Conseil de la concurrence : La refonte du statut rythme les travaux

Conseil de la concurrence : La refonte du statut rythme les travaux

La 26ème session du Conseil de la concurrence qui s’est tenue vendredi à Rabat, restera probablement dans les esprits comme celle de l’échange. En particulier, celui, bref mais savoureux, qu’a fait naître entre le président et Lahcen Bijediguène, l’un des membres de l’institution, l’évocation du «dossier de l’amendement de la loi 06-99 portant statut du Conseil».

A Abdelali Benamor qui a dit sa confiance dans l’issue  aussi favorable que proche du processus en annonçant le dénouement probable pour septembre, le parlementaire a fait remarquer que les élus de la Nation auront tellement de travail qu’il n’est pas sûr qu’ils en arrivent aussi vite au texte de la réforme. Quoique vite tu, le couac d’Abdelali Benamor a néanmoins troublé les esprits. Voulant sans doute motiver ses troupes qui semblaient bien en peine de former le quota requis- en sorte que la réunion n’a entamé ses travaux qu’après une demi-heure de retard sur ce que dit le programme et qu’il a dû improviser une conférence de presse impromptue pour faire patienter les présents -, le président a très certainement péché par excès d’optimisme.

Entre son annonce de l’examen du projet en commission parlementaire ce 2 juillet et le mois de septembre, le temps est trop court pour que les parlementaires en aient fini avec les lois organiques et en arrivent à la 06-99. D’autant plus qu’il a reconnu lui-même que deux problèmes restent à résoudre. Ce sont celui de la délimitation du champ d’action du CC face aux structures de coordination sectoriels -en référence à l’article 166 de la Constitution, a-t-il précisé – et l’autonomie de l’institution. Alors, pour ne pas souffler sur la braise de la polémique, Abdelali Benamor a pris son ton le plus conciliant pour proposer à son interlocuteur : «Si vous le voulez bien, nous en discuterons entre nous». Mais il semble que l’affaire soit ficelée, a commenté une source interne. Le gouvernement accaparant l’initiative des lois, on ne le voit pas décider de la 06-99 en seulement 2 mois, lui qui est appelé à faire projet de 13 lois organiques et de 10 textes relatifs aux institutions, a-t-on commenté lors de la session.

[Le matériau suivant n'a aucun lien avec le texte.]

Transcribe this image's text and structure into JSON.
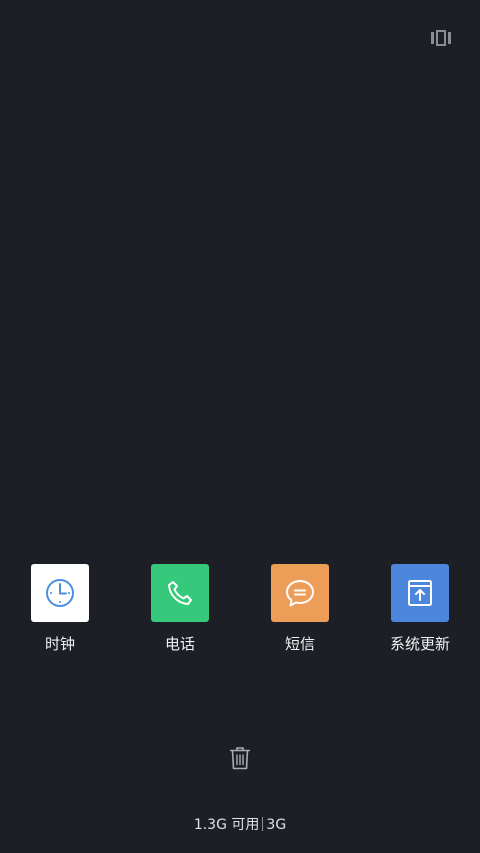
{
  "top_right": {
    "icon": "multi-window-icon"
  },
  "apps": [
    {
      "label": "时钟",
      "icon": "clock-icon",
      "bg_color": "#ffffff",
      "icon_color": "#4a8fe0"
    },
    {
      "label": "电话",
      "icon": "phone-icon",
      "bg_color": "#36c97c",
      "icon_color": "#ffffff"
    },
    {
      "label": "短信",
      "icon": "message-icon",
      "bg_color": "#ec9d58",
      "icon_color": "#ffffff"
    },
    {
      "label": "系统更新",
      "icon": "system-update-icon",
      "bg_color": "#4d86dd",
      "icon_color": "#ffffff"
    }
  ],
  "clear_button": {
    "icon": "trash-icon"
  },
  "memory": {
    "available": "1.3G 可用",
    "total": "3G"
  }
}
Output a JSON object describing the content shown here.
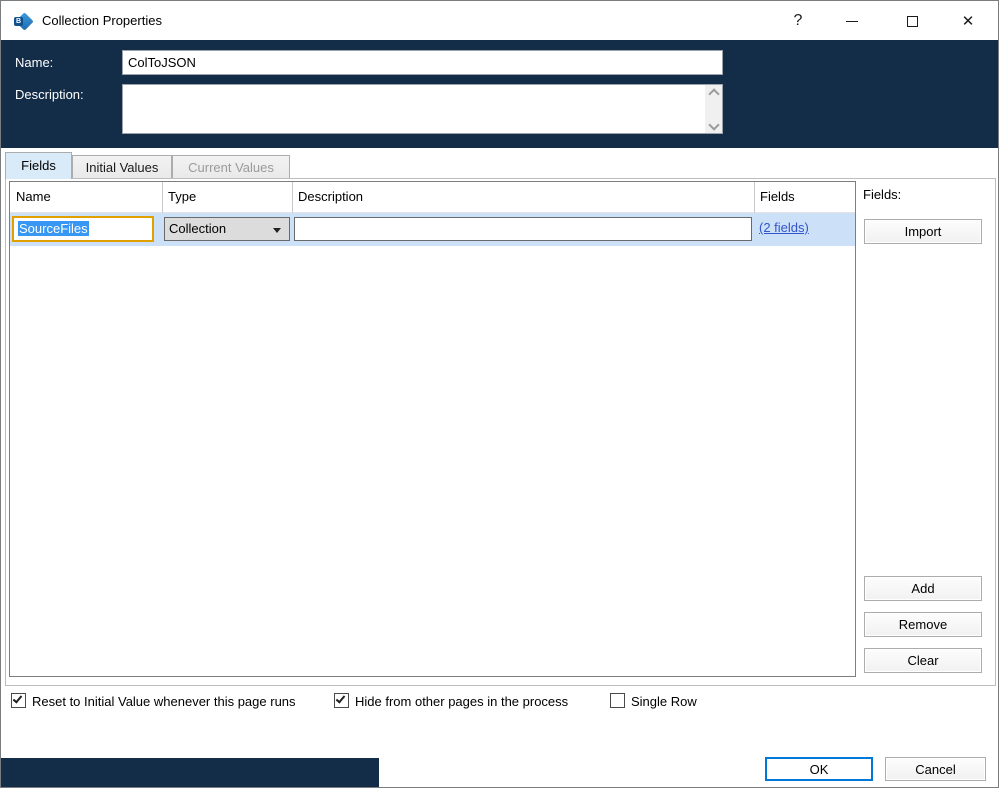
{
  "window": {
    "title": "Collection Properties",
    "help_glyph": "?",
    "close_glyph": "✕",
    "icon_letter": "B"
  },
  "header": {
    "name_label": "Name:",
    "name_value": "ColToJSON",
    "description_label": "Description:",
    "description_value": ""
  },
  "tabs": [
    {
      "label": "Fields",
      "state": "active"
    },
    {
      "label": "Initial Values",
      "state": "normal"
    },
    {
      "label": "Current Values",
      "state": "disabled"
    }
  ],
  "table": {
    "columns": [
      "Name",
      "Type",
      "Description",
      "Fields"
    ],
    "rows": [
      {
        "name": "SourceFiles",
        "type": "Collection",
        "description": "",
        "fields_link": "(2 fields)"
      }
    ]
  },
  "side_panel": {
    "fields_label": "Fields:",
    "import_label": "Import",
    "add_label": "Add",
    "remove_label": "Remove",
    "clear_label": "Clear"
  },
  "checkboxes": [
    {
      "label": "Reset to Initial Value whenever this page runs",
      "checked": true
    },
    {
      "label": "Hide from other pages in the process",
      "checked": true
    },
    {
      "label": "Single Row",
      "checked": false
    }
  ],
  "footer": {
    "ok_label": "OK",
    "cancel_label": "Cancel"
  },
  "colors": {
    "navy": "#132C48",
    "row_selected": "#CCE0F8",
    "link_blue": "#3355CC",
    "focus_orange": "#E2A000",
    "ok_border_blue": "#0078D7",
    "text_selection_blue": "#3897F3"
  }
}
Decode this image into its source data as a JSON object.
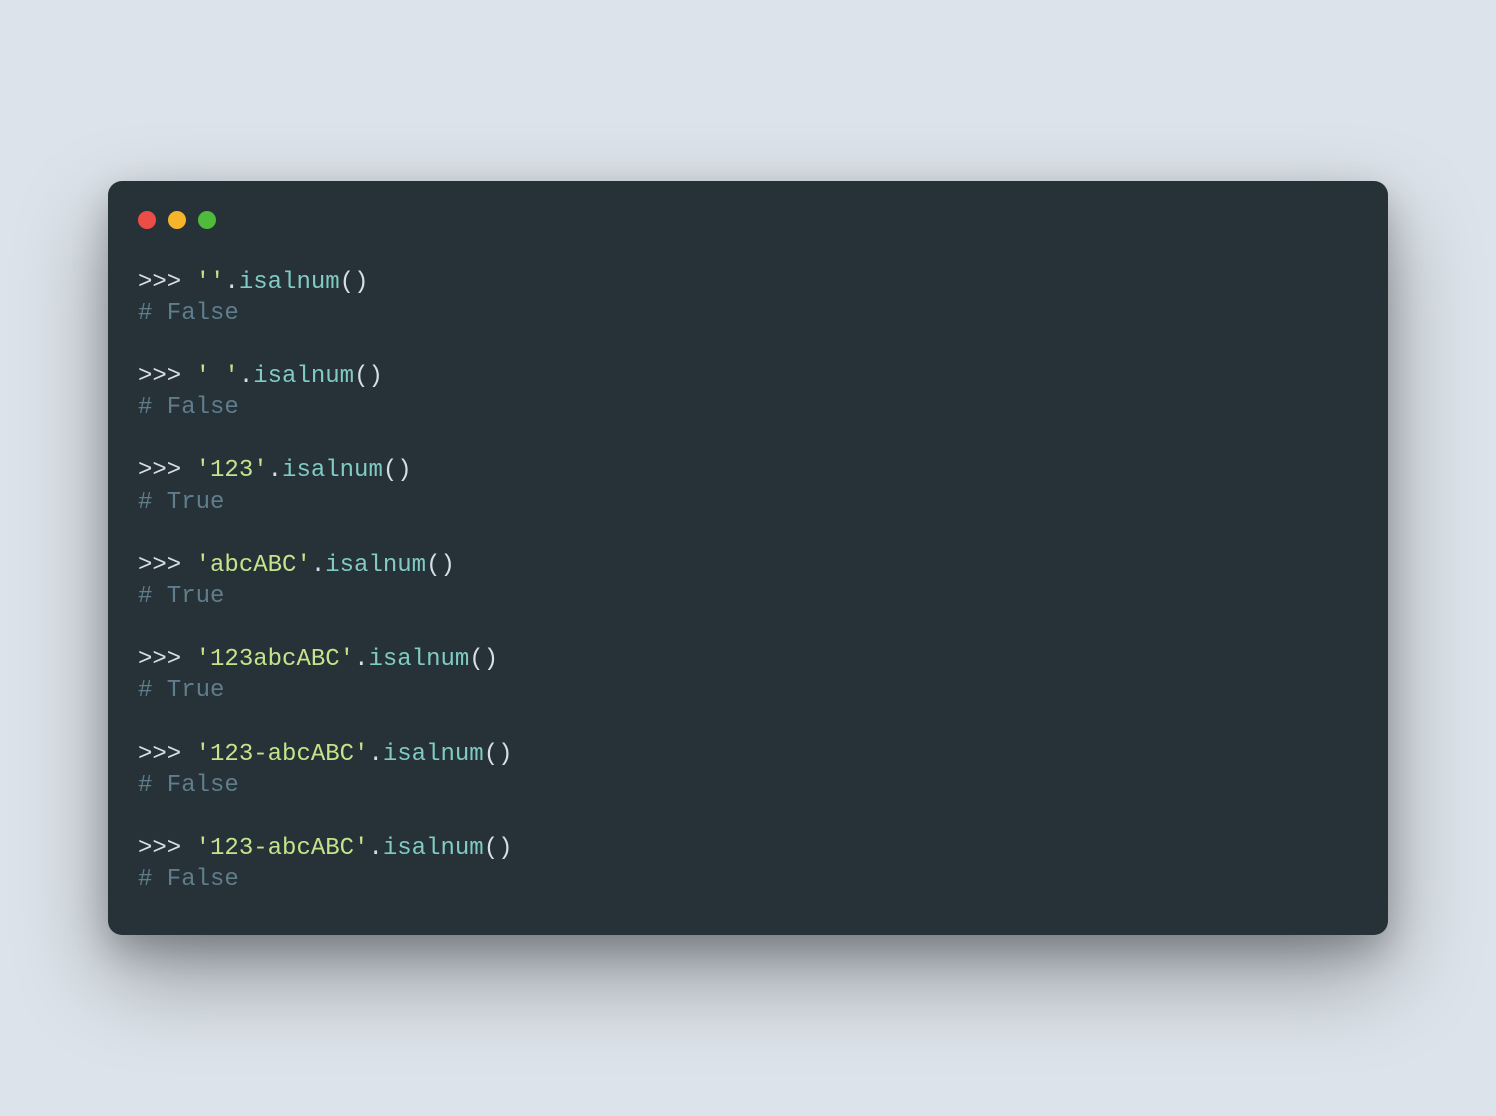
{
  "colors": {
    "background": "#dce3ea",
    "terminal_bg": "#263238",
    "close": "#ec4d47",
    "minimize": "#f5b429",
    "zoom": "#4fbb3a",
    "prompt": "#d8dee9",
    "string": "#c3e48a",
    "method": "#80cbc4",
    "comment": "#607d8b"
  },
  "blocks": [
    {
      "prompt": ">>>",
      "string": "''",
      "dot": ".",
      "method": "isalnum",
      "parens": "()",
      "comment": "# False"
    },
    {
      "prompt": ">>>",
      "string": "' '",
      "dot": ".",
      "method": "isalnum",
      "parens": "()",
      "comment": "# False"
    },
    {
      "prompt": ">>>",
      "string": "'123'",
      "dot": ".",
      "method": "isalnum",
      "parens": "()",
      "comment": "# True"
    },
    {
      "prompt": ">>>",
      "string": "'abcABC'",
      "dot": ".",
      "method": "isalnum",
      "parens": "()",
      "comment": "# True"
    },
    {
      "prompt": ">>>",
      "string": "'123abcABC'",
      "dot": ".",
      "method": "isalnum",
      "parens": "()",
      "comment": "# True"
    },
    {
      "prompt": ">>>",
      "string": "'123-abcABC'",
      "dot": ".",
      "method": "isalnum",
      "parens": "()",
      "comment": "# False"
    },
    {
      "prompt": ">>>",
      "string": "'123-abcABC'",
      "dot": ".",
      "method": "isalnum",
      "parens": "()",
      "comment": "# False"
    }
  ]
}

Alors, en présence de la presse, le président du Conseil de la concurrence a dit que cette 26ème session ordinaire est la dernière avant le renouvellement du Conseil et que s’il devait absolument y en avoir une autre, elle sera extraordinaire, aura lieu en septembre et aura pour objectif de boucler les affaires en suspens. Cela fait cinq ans que le Conseil existe en effet. Créé en 2009, constitutionnalisé en 2011, il est à l’orée du renouvellement de la moitié de ses membres.
Le premier de sa jeune existence. Et c’est sans doute pourquoi la session de vendredi avait parfois des relents d’au revoir. Voire d’adieu. Dès lors que les choses ont pris cette tournure, il n’en est que naturel que cet ultime aréopage du lustre ait été celui du bilan.
De fait, Abdelali Benamor y a excellé à dire ce qui a été fait et plus encore, ce qui reste à entreprendre et qui peut être mieux réalisé, si seulement le projet de refonte du texte 06-99 passait. Outre les 2 saisines à l’ordre du jour que sont la concurrence dans la distribution des films à Marrakech et dans le secteur d’importation d’automobiles asiatiques, il a affirmé travailler sur le dossier du démarchage direct de la clientèle par lequel les laborantins concurrencent les médecins spécialistes et, sur celui de pratiques anticoncurrentielles décelées sur le marché des médicaments.

Il a également laissé entendre que le CC étudie un dossier sur des pratiques douteuses dans le domaine des appels d’offres relatifs aux marchés publics véhiculés par les sites électroniques et, qu’il connaît aussi d’une saisine initiée par des associations d’agences de voyages contre la RAM.

Il a, en outre, déclaré que l’institution a été saisie d’une plainte de la fédération des bureaux de change liée à l’état de la concurrence sur le marché des devises. Au chapitre des demandes d’avis, il a précisé que l’institution travaille toujours sur la question de la conformité du statut de l’ASFIM (Association des sociétés de gestion et fonds d’investissement marocains) aux dispositions de la loi 06-99 sur la liberté des prix et la concurrence.

Et, réservant le mot de la fin pour la bonne bouche, il a annoncé la publication dans quelques semaines d’une étude réalisée en interne sur la concurrence dans l’audiovisuel.